During these sessions, Rajapaksa insisted that the speaker had no authority to remove him and that he is continuing his role as prime minister, as he is directly appointed by the President.

For over the years, the change in leadership, in Sri Lanka, has been happening, through sustained democracy, but the present crises are reflecting the country’s glaring problems, in its institutions and regional politics. Sirisena had become President because he made an alliance with Ranil’s UNP. Had UNP not sponsored Sirisena as a candidate, he would have no way defeated Rajapaksa as the Presidential candidate. Sirisena was not a populist candidate, and nor did he belong to any major political party. Although, part of the Rajapaksa government, he got support from Ranil Wickremesinghe’s UNP and became the next President. But he ousted a prime minister from power, with whom he had agreed to work on common grounds. A political betrayal may sound like an appropriate term. This move even surprised Rajapaksa’s cadre.

According to an article by Sonia Seats in the Guardian, Sirisena has no record of being a human rights champion either, and it has not surprised the western world, because the country is notorious for its approach towards handling a sensitive ethnic conflict. With the result, the diaspora population of the Tamils has grown, and it is trying to arouse worldwide sympathy for their aspirations.

When parliamentary elections happened in 2015, Ranil was able to form the government. Both of them had promised accountability and development. But it is unfortunate that Sri Lanka has slipped into a political turmoil again. The difference between them also reflects a certain political machiavellianism.

As of now, conspiracies have happened. Many regard Ranil’s sacking as unconstitutional. It also seems that when Ranil accused India’s RAW to assassinate him, cracks appeared in the diplomacy between the two neighbouring countries, something that Sirisena was displeased with.

Rajapaksa has largely built his voter base on the Sinhala identity. It seems probable that his tenure might deepen fissures. The wounds of a brutal civil war between Tamils and Sinhalese are still afresh. What Sri Lanka needed now is a reconciliation process, but things have suddenly taken an opposite form.

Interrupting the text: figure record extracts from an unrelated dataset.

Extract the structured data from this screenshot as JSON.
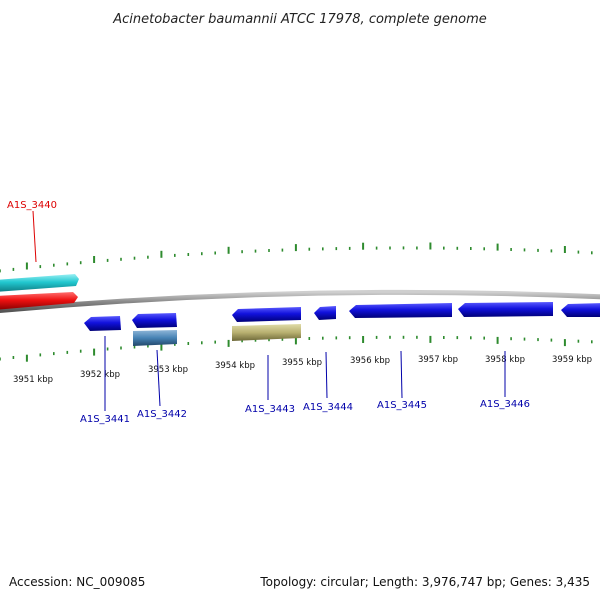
{
  "title": "Acinetobacter baumannii ATCC 17978, complete genome",
  "footer": {
    "accession": "Accession: NC_009085",
    "summary": "Topology: circular; Length: 3,976,747 bp; Genes: 3,435"
  },
  "scale": {
    "unit": "kbp",
    "ticks": [
      {
        "label": "3951 kbp"
      },
      {
        "label": "3952 kbp"
      },
      {
        "label": "3953 kbp"
      },
      {
        "label": "3954 kbp"
      },
      {
        "label": "3955 kbp"
      },
      {
        "label": "3956 kbp"
      },
      {
        "label": "3957 kbp"
      },
      {
        "label": "3958 kbp"
      },
      {
        "label": "3959 kbp"
      }
    ]
  },
  "genes": [
    {
      "label": "A1S_3440",
      "strand": "forward",
      "label_color": "#dd0000"
    },
    {
      "label": "A1S_3441",
      "strand": "reverse",
      "label_color": "#0000aa"
    },
    {
      "label": "A1S_3442",
      "strand": "reverse",
      "label_color": "#0000aa"
    },
    {
      "label": "A1S_3443",
      "strand": "reverse",
      "label_color": "#0000aa"
    },
    {
      "label": "A1S_3444",
      "strand": "reverse",
      "label_color": "#0000aa"
    },
    {
      "label": "A1S_3445",
      "strand": "reverse",
      "label_color": "#0000aa"
    },
    {
      "label": "A1S_3446",
      "strand": "reverse",
      "label_color": "#0000aa"
    }
  ],
  "colors": {
    "backbone": "#8a8a8a",
    "tick": "#2e8b2e",
    "forward_gene": "#ee1111",
    "reverse_gene": "#1111dd",
    "forward_feature": "#22c8d0",
    "reverse_feature_steel": "#4682b4",
    "reverse_feature_olive": "#b8b070"
  }
}
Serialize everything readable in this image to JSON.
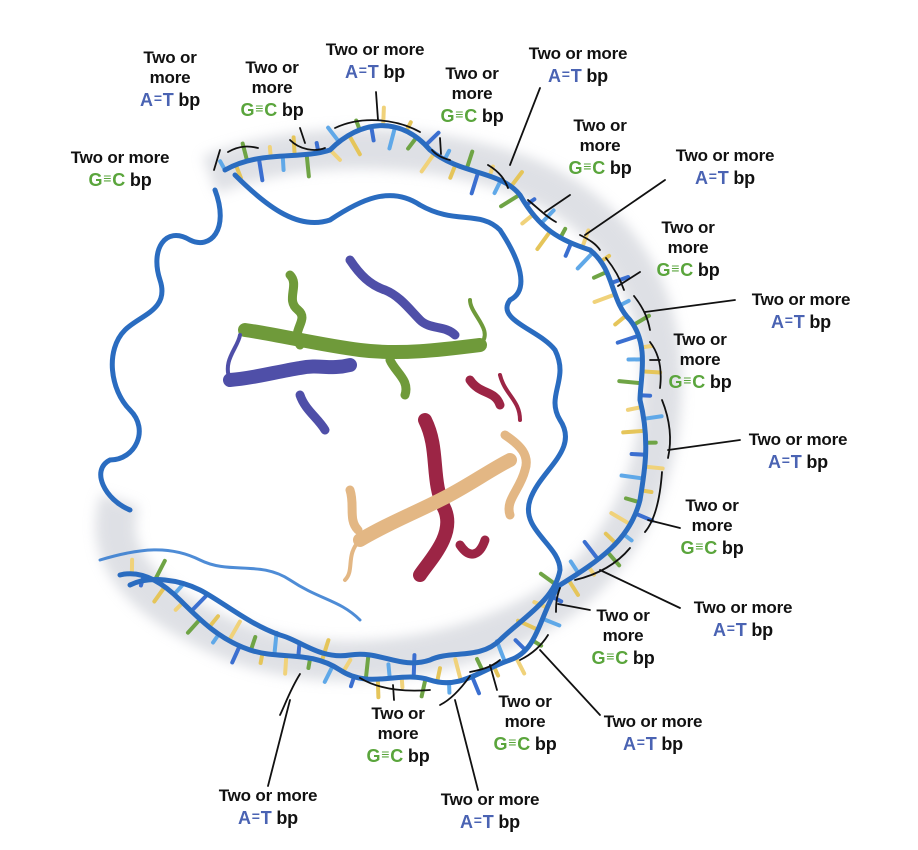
{
  "colors": {
    "dna_backbone": "#2a6cc0",
    "at_pair": "#4a63b3",
    "gc_pair": "#5aa53c",
    "protein_green": "#6f9a3a",
    "protein_blue": "#4f4fa8",
    "protein_red": "#9c2545",
    "protein_tan": "#e3b784"
  },
  "labels": [
    {
      "id": "t1",
      "lines": [
        "Two or",
        "more"
      ],
      "pair": "A",
      "bond": "=",
      "pair2": "T",
      "bp": "bp",
      "kind": "at"
    },
    {
      "id": "t2",
      "lines": [
        "Two or",
        "more"
      ],
      "pair": "G",
      "bond": "≡",
      "pair2": "C",
      "bp": "bp",
      "kind": "gc"
    },
    {
      "id": "t3",
      "lines": [
        "Two or more"
      ],
      "pair": "A",
      "bond": "=",
      "pair2": "T",
      "bp": "bp",
      "kind": "at"
    },
    {
      "id": "t4",
      "lines": [
        "Two or",
        "more"
      ],
      "pair": "G",
      "bond": "≡",
      "pair2": "C",
      "bp": "bp",
      "kind": "gc"
    },
    {
      "id": "t5",
      "lines": [
        "Two or more"
      ],
      "pair": "A",
      "bond": "=",
      "pair2": "T",
      "bp": "bp",
      "kind": "at"
    },
    {
      "id": "l1",
      "lines": [
        "Two or more"
      ],
      "pair": "G",
      "bond": "≡",
      "pair2": "C",
      "bp": "bp",
      "kind": "gc"
    },
    {
      "id": "r1",
      "lines": [
        "Two or",
        "more"
      ],
      "pair": "G",
      "bond": "≡",
      "pair2": "C",
      "bp": "bp",
      "kind": "gc"
    },
    {
      "id": "r2",
      "lines": [
        "Two or more"
      ],
      "pair": "A",
      "bond": "=",
      "pair2": "T",
      "bp": "bp",
      "kind": "at"
    },
    {
      "id": "r3",
      "lines": [
        "Two or",
        "more"
      ],
      "pair": "G",
      "bond": "≡",
      "pair2": "C",
      "bp": "bp",
      "kind": "gc"
    },
    {
      "id": "r4",
      "lines": [
        "Two or more"
      ],
      "pair": "A",
      "bond": "=",
      "pair2": "T",
      "bp": "bp",
      "kind": "at"
    },
    {
      "id": "r5",
      "lines": [
        "Two or",
        "more"
      ],
      "pair": "G",
      "bond": "≡",
      "pair2": "C",
      "bp": "bp",
      "kind": "gc"
    },
    {
      "id": "r6",
      "lines": [
        "Two or more"
      ],
      "pair": "A",
      "bond": "=",
      "pair2": "T",
      "bp": "bp",
      "kind": "at"
    },
    {
      "id": "r7",
      "lines": [
        "Two or",
        "more"
      ],
      "pair": "G",
      "bond": "≡",
      "pair2": "C",
      "bp": "bp",
      "kind": "gc"
    },
    {
      "id": "r8",
      "lines": [
        "Two or more"
      ],
      "pair": "A",
      "bond": "=",
      "pair2": "T",
      "bp": "bp",
      "kind": "at"
    },
    {
      "id": "r9",
      "lines": [
        "Two or",
        "more"
      ],
      "pair": "G",
      "bond": "≡",
      "pair2": "C",
      "bp": "bp",
      "kind": "gc"
    },
    {
      "id": "r10",
      "lines": [
        "Two or more"
      ],
      "pair": "A",
      "bond": "=",
      "pair2": "T",
      "bp": "bp",
      "kind": "at"
    },
    {
      "id": "b1",
      "lines": [
        "Two or",
        "more"
      ],
      "pair": "G",
      "bond": "≡",
      "pair2": "C",
      "bp": "bp",
      "kind": "gc"
    },
    {
      "id": "b2",
      "lines": [
        "Two or",
        "more"
      ],
      "pair": "G",
      "bond": "≡",
      "pair2": "C",
      "bp": "bp",
      "kind": "gc"
    },
    {
      "id": "b3",
      "lines": [
        "Two or more"
      ],
      "pair": "A",
      "bond": "=",
      "pair2": "T",
      "bp": "bp",
      "kind": "at"
    },
    {
      "id": "b4",
      "lines": [
        "Two or more"
      ],
      "pair": "A",
      "bond": "=",
      "pair2": "T",
      "bp": "bp",
      "kind": "at"
    }
  ]
}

The UN peace process has also not triggered either.

During Rajapaksa, civil war with Tamil Tigers ended in a grotesque, the worst of its kind, in South Asia, after the calculated ethnic cleansing of Tamils, on a large scale. His tenure was also seen as one of the most corrupt, as his brothers were involved in various corruption scandals. If Rajapaksa remains in power, he will most certainly put an end to these infamous corruption cases. As of now, the military and the police officials are already paying him visits.

During his time, the relation with China had deepened and most of the corruption cases had taken place on the Chinese projects. Rajapaksa was trying to shift the diplomatic ties more towards China. But Ranil was seeking a middle path. Although, it seems that Rajapaksa, as the incumbent leader, might undo this.

Even many journalists and activists have disappeared, mainly through targeted assassinations. His tenure might incur more fear.

With the result, the minority issue of Tamils in Sri Lanka will again stir up. It will also give a political mileage to regional Dravidian parties in India’s south. Quite lately, the Indian State of Tamil Nadu has condemned the capture of Tamil fishermen by Sri Lanka.

In its ruling, the apex court said the parliament will be suspended until December 7, and it will review all the petitions filed on President Sirisena’s decision.

According to Colombo based NGO Centre for Policy Alternatives: “The Supreme Court’s order is a great victory for all those forces in Sri Lanka and anywhere else in the world who believe in the constitution and free and fair functioning of a democracy. The president cannot dissolve the parliament till the court’s final orders. He can prorogue the parliament, but cannot dissolve it.”

As parliament is dissolved unexpectedly, new elections might happen soon. But supporters of Rajapaksa believe that the counting of votes was not done fairly, and it sabotaged the actual democratic process.